Werkzame personen kunnen worden onderscheiden in werknemers en zelfstandigen. Zij kunnen woonachtig zijn in Nederland, maar ook in het buitenland.

78 Satellietrekening cultuur en media 2015

Werknemers / zelfstandigen

Werknemers zijn personen die op grond van een arbeidsovereenkomst betaald werk verrichten voor een economische eenheid en waarvan de betaling (in geld en/of in natura) als beloning van werknemers wordt geregistreerd.
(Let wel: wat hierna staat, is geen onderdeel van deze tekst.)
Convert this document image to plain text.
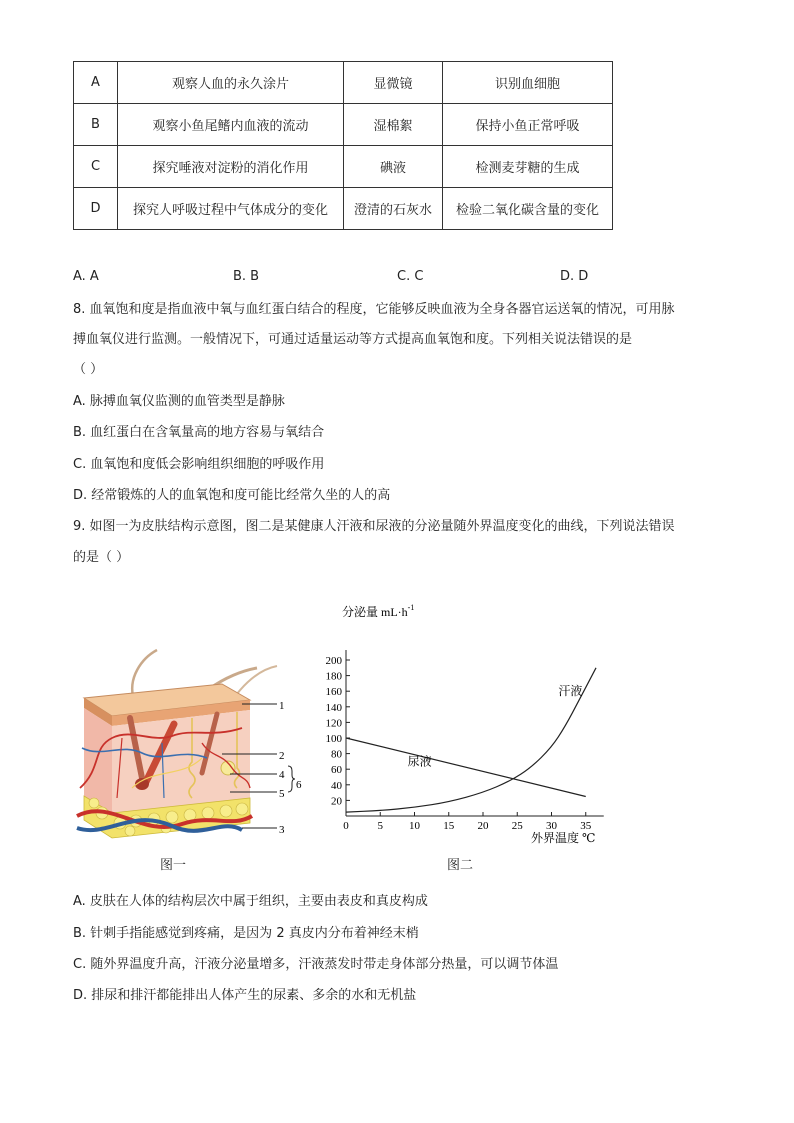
A	观察人血的永久涂片	显微镜	识别血细胞
B	观察小鱼尾鳍内血液的流动	湿棉絮	保持小鱼正常呼吸
C	探究唾液对淀粉的消化作用	碘液	检测麦芽糖的生成
D	探究人呼吸过程中气体成分的变化	澄清的石灰水	检验二氧化碳含量的变化
A. A	B. B	C. C	D. D
8. 血氧饱和度是指血液中氧与血红蛋白结合的程度，它能够反映血液为全身各器官运送氧的情况，可用脉
搏血氧仪进行监测。一般情况下，可通过适量运动等方式提高血氧饱和度。下列相关说法错误的是
（ ）
A. 脉搏血氧仪监测的血管类型是静脉
B. 血红蛋白在含氧量高的地方容易与氧结合
C. 血氧饱和度低会影响组织细胞的呼吸作用
D. 经常锻炼的人的血氧饱和度可能比经常久坐的人的高
9. 如图一为皮肤结构示意图，图二是某健康人汗液和尿液的分泌量随外界温度变化的曲线，下列说法错误
的是（ ）
1
2
4
5
6
3
图一
0	5 10 15 20 25 30 35
20
40
60
80
100
120
140
160
180
200
汗液
尿液
分泌量 $mL\cdot h^{-1}$
外界温度 ℃
图二
A. 皮肤在人体的结构层次中属于组织，主要由表皮和真皮构成
B. 针刺手指能感觉到疼痛，是因为 2 真皮内分布着神经末梢
C. 随外界温度升高，汗液分泌量增多，汗液蒸发时带走身体部分热量，可以调节体温
D. 排尿和排汗都能排出人体产生的尿素、多余的水和无机盐
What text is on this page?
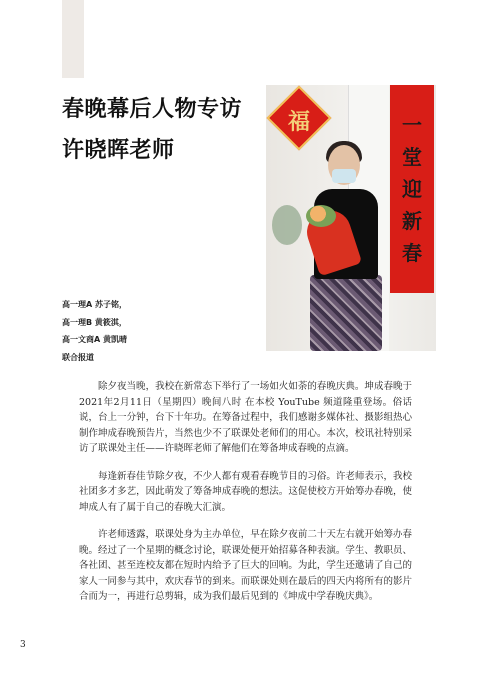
春晚幕后人物专访
许晓晖老师
福	一
堂
迎
新
春
高一理A 苏子铭，
高一理B 黄筱淇，
高一文商A 黄凯晴
联合报道

除夕夜当晚，我校在新常态下举行了一场如火如荼的春晚庆典。坤成春晚于2021年2月11日（星期四）晚间八时 在本校 YouTube 频道隆重登场。俗话说，台上一分钟，台下十年功。在筹备过程中，我们感谢多媒体社、摄影组热心制作坤成春晚预告片，当然也少不了联课处老师们的用心。本次，校讯社特别采访了联课处主任——许晓晖老师了解他们在筹备坤成春晚的点滴。

每逢新春佳节除夕夜，不少人都有观看春晚节目的习俗。许老师表示，我校社团多才多艺，因此萌发了筹备坤成春晚的想法。这促使校方开始筹办春晚，使坤成人有了属于自己的春晚大汇演。

许老师透露，联课处身为主办单位，早在除夕夜前二十天左右就开始筹办春晚。经过了一个星期的概念讨论，联课处便开始招募各种表演。学生、教职员、各社团、甚至连校友都在短时内给予了巨大的回响。为此，学生还邀请了自己的家人一同参与其中，欢庆春节的到来。而联课处则在最后的四天内将所有的影片合而为一，再进行总剪辑，成为我们最后见到的《坤成中学春晚庆典》。

3
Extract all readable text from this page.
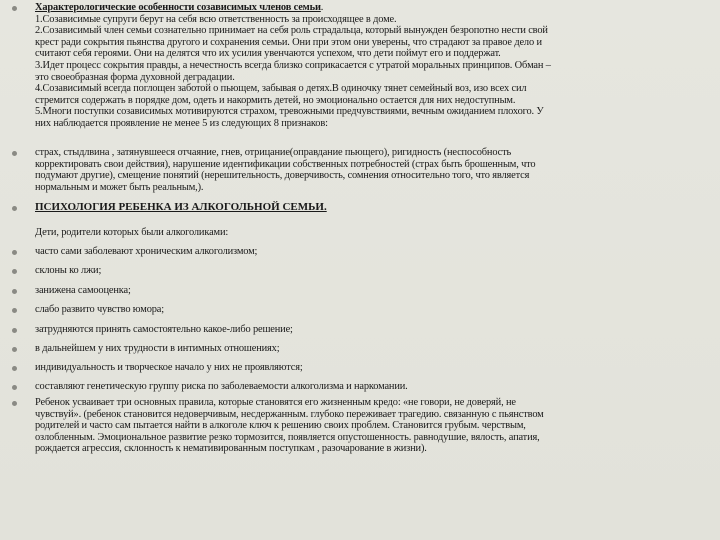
Характерологические особенности созависимых членов семьи.
1.Созависимые супруги берут на себя всю ответственность за происходящее в доме.
2.Созависимый член семьи сознательно принимает на себя роль страдальца, который вынужден безропотно нести свой
крест ради сокрытия пьянства другого и сохранения семьи. Они при этом они уверены, что страдают за правое дело и
считают себя героями. Они на делятся что их усилия увенчаются успехом, что дети поймут его и поддержат.
3.Идет процесс сокрытия правды, а нечестность всегда близко соприкасается с утратой моральных принципов. Обман –
это своеобразная форма духовной деградации.
4.Созависимый всегда поглощен заботой о пьющем, забывая о детях.В одиночку тянет семейный воз, изо всех сил
стремится содержать в порядке дом, одеть и накормить детей, но эмоционально остается для них недоступным.
5.Многи поступки созависимых мотивируются страхом, тревожными предчувствиями, вечным ожиданием плохого. У
них наблюдается проявление не менее 5 из следующих 8 признаков:
страх, стыдлвина , затянувшееся отчаяние, гнев, отрицание(оправдание пьющего), ригидность (неспособность
корректировать свои действия), нарушение идентификации собственных потребностей (страх быть брошенным, что
подумают другие), смещение понятий (нерешительность, доверчивость, сомнения относительно того, что является
нормальным и может быть реальным,).
ПСИХОЛОГИЯ РЕБЕНКА ИЗ АЛКОГОЛЬНОЙ СЕМЬИ.
Дети, родители которых были алкоголиками:
часто сами заболевают хроническим алкоголизмом;
склоны ко лжи;
занижена самооценка;
слабо развито чувство юмора;
затрудняются принять самостоятельно какое-либо решение;
в дальнейшем у них трудности в интимных отношениях;
индивидуальность и творческое начало у них не проявляются;
составляют генетическую группу риска по заболеваемости алкоголизма и наркомании.
Ребенок усваивает три основных правила, которые становятся его жизненным кредо: «не говори, не доверяй, не
чувствуй». (ребенок становится недоверчивым, несдержанным. глубоко переживает трагедию. связанную с пьянством
родителей и часто сам пытается найти в алкоголе ключ к решению своих проблем. Становится грубым. черствым,
озлобленным. Эмоциональное развитие резко тормозится, появляется опустошенность. равнодушие, вялость, апатия,
рождается агрессия, склонность к немативированным поступкам , разочарование в жизни).
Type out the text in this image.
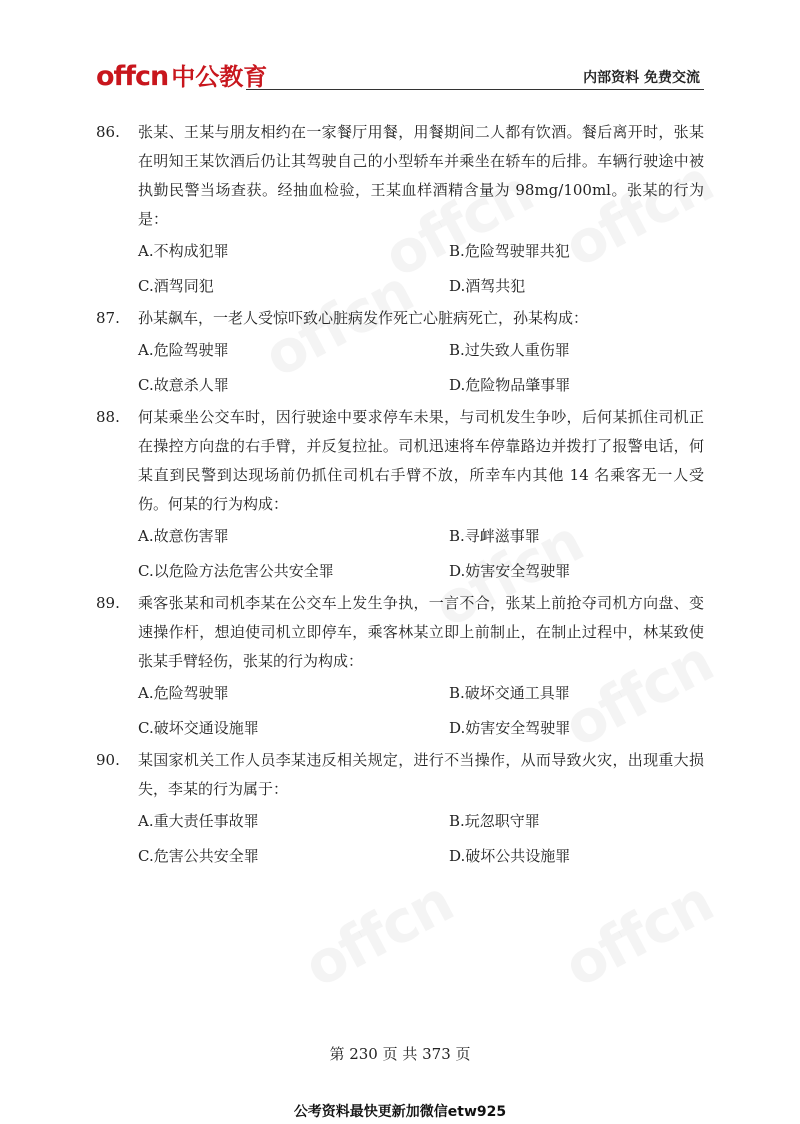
offcn 中公教育	内部资料 免费交流
86.	张某、王某与朋友相约在一家餐厅用餐，用餐期间二人都有饮酒。餐后离开时，张某在明知王某饮酒后仍让其驾驶自己的小型轿车并乘坐在轿车的后排。车辆行驶途中被执勤民警当场查获。经抽血检验，王某血样酒精含量为 98mg/100ml。张某的行为是：
A.不构成犯罪	B.危险驾驶罪共犯
C.酒驾同犯	D.酒驾共犯
87.	孙某飙车，一老人受惊吓致心脏病发作死亡心脏病死亡，孙某构成：
A.危险驾驶罪	B.过失致人重伤罪
C.故意杀人罪	D.危险物品肇事罪
88.	何某乘坐公交车时，因行驶途中要求停车未果，与司机发生争吵，后何某抓住司机正在操控方向盘的右手臂，并反复拉扯。司机迅速将车停靠路边并拨打了报警电话，何某直到民警到达现场前仍抓住司机右手臂不放，所幸车内其他 14 名乘客无一人受伤。何某的行为构成：
A.故意伤害罪	B.寻衅滋事罪
C.以危险方法危害公共安全罪	D.妨害安全驾驶罪
89.	乘客张某和司机李某在公交车上发生争执，一言不合，张某上前抢夺司机方向盘、变速操作杆，想迫使司机立即停车，乘客林某立即上前制止，在制止过程中，林某致使张某手臂轻伤，张某的行为构成：
A.危险驾驶罪	B.破坏交通工具罪
C.破坏交通设施罪	D.妨害安全驾驶罪
90.	某国家机关工作人员李某违反相关规定，进行不当操作，从而导致火灾，出现重大损失，李某的行为属于：
A.重大责任事故罪	B.玩忽职守罪
C.危害公共安全罪	D.破坏公共设施罪
第 230 页 共 373 页
公考资料最快更新加微信etw925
Zelfstandigen zijn personen die arbeid verrichten voor eigen rekening of risico in een eigen bedrijf of praktijk, of in het bedrijf of de praktijk van een gezinslid, of in een zelfstandig uitgeoefend beroep. Hiertoe behoren onder meer huishoudelijke hulpen, gastouders, babysitters, krantenbezorgers en folderaars. Meewerkende gezinsleden worden tot zelfstandigen gerekend, tenzij zij een arbeidsovereenkomst zijn aangegaan.

Banen

Een baan is een expliciete of impliciete overeenkomst tussen een persoon en een in Nederland gevestigde economische eenheid om gedurende een bepaalde periode of tot nader order tegen beloning werk te verrichten. Naast banen van werknemers zijn er ook banen van zelfstandigen. Het aantal banen in een jaar is het gemiddeld aantal banen in dat jaar. Omdat één persoon meerdere banen kan hebben is het aantal banen gelijk aan of groter dan het aantal werkzame personen.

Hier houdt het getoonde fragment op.